A 2010 study from the journal Contraception found that in 13 per cent of women, the feticide injection does not take effect, meaning the foetus is alive for its dismemberment and evacuation from the womb.
In the UK, 67 NHS doctors were recently referred to the General Medical Council for illegally signing and filling out blank abortion forms.
Currently, UK law requires that before an abortion is performed, two doctors must sign a form declaring that they believe continuation of the pregnancy would cause physical or emotional harm to the woman.
Government guidelines require that at least one of the two doctors should have seen the woman in question, or at the very least should have spoken to her over the telephone, or read her medical notes.
An investigation by the Care Quality Commission found the 67 doctors had pre-signed forms without even knowing the names of the women they might be used for, much less their medical or emotional situations.
Despite the seriousness of this offence, a freedom of information request by the Daily Mail revealed that none of these doctors were referred to the police or even to a fitness to practice hearing.
Jim Dobbin, Labour MP for Heywood and Middleton, said in the Daily Mail: "This is clear evidence of the abortion-on-demand culture throughout the medical establishment.
"Sixty-seven doctors happily referred for abortions without knowing a single thing about the woman requesting them. Worse, at the very top, senior doctors and lawyers at the GMC decided to keep these crimes to themselves. This shames the GMC and makes a mockery of the Abortion Act."

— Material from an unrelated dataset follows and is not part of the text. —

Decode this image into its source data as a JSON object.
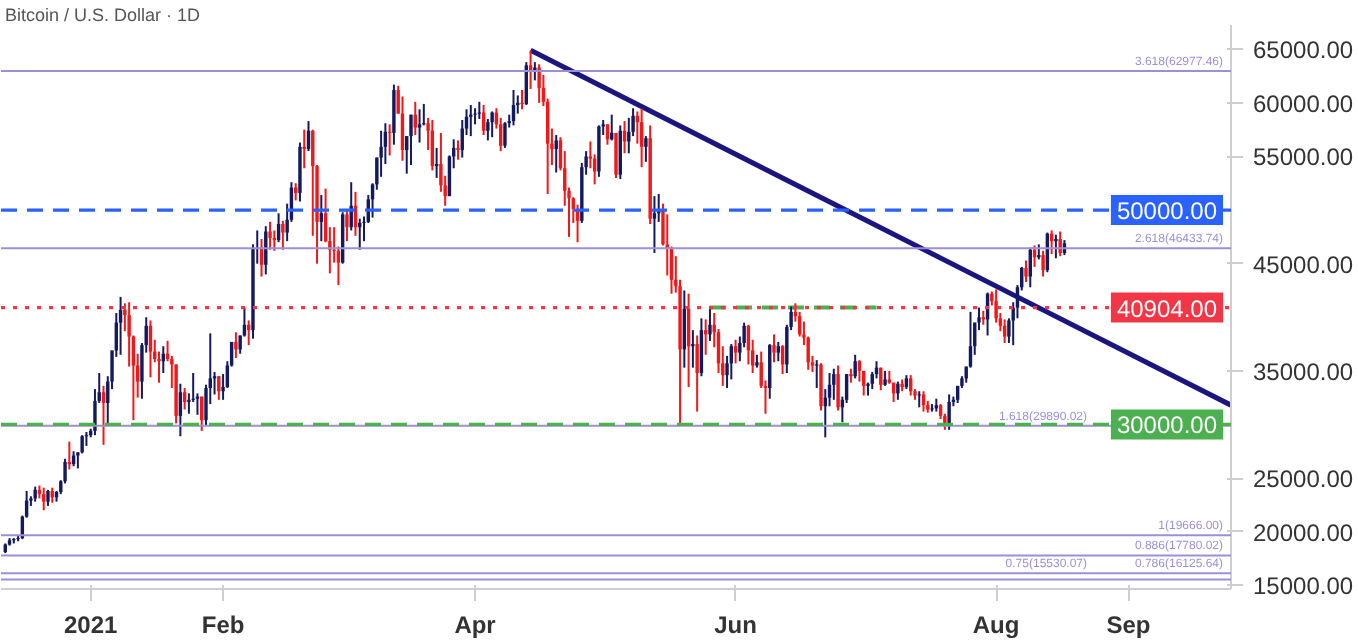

David Burrowes the Conservative MP for Enfield Southgate and parliamentary chairman of the Conservative Christian Fellowship, expressed deep concern about the institutional culture surrounding access to abortion.
"It says something about how sinister and unaccountable abortion practice in the UK has become that such a large number of doctors could brazenly break the law and the most senior medical establishment in the land omit to refer their crimes to the police," he told the newspaper.
Labour peer Lord Campbell-Savours agreed, saying: "Whatever one's position on abortion, for or against, we can all agree on one simple principle: The law passed by Parliament should be enforced."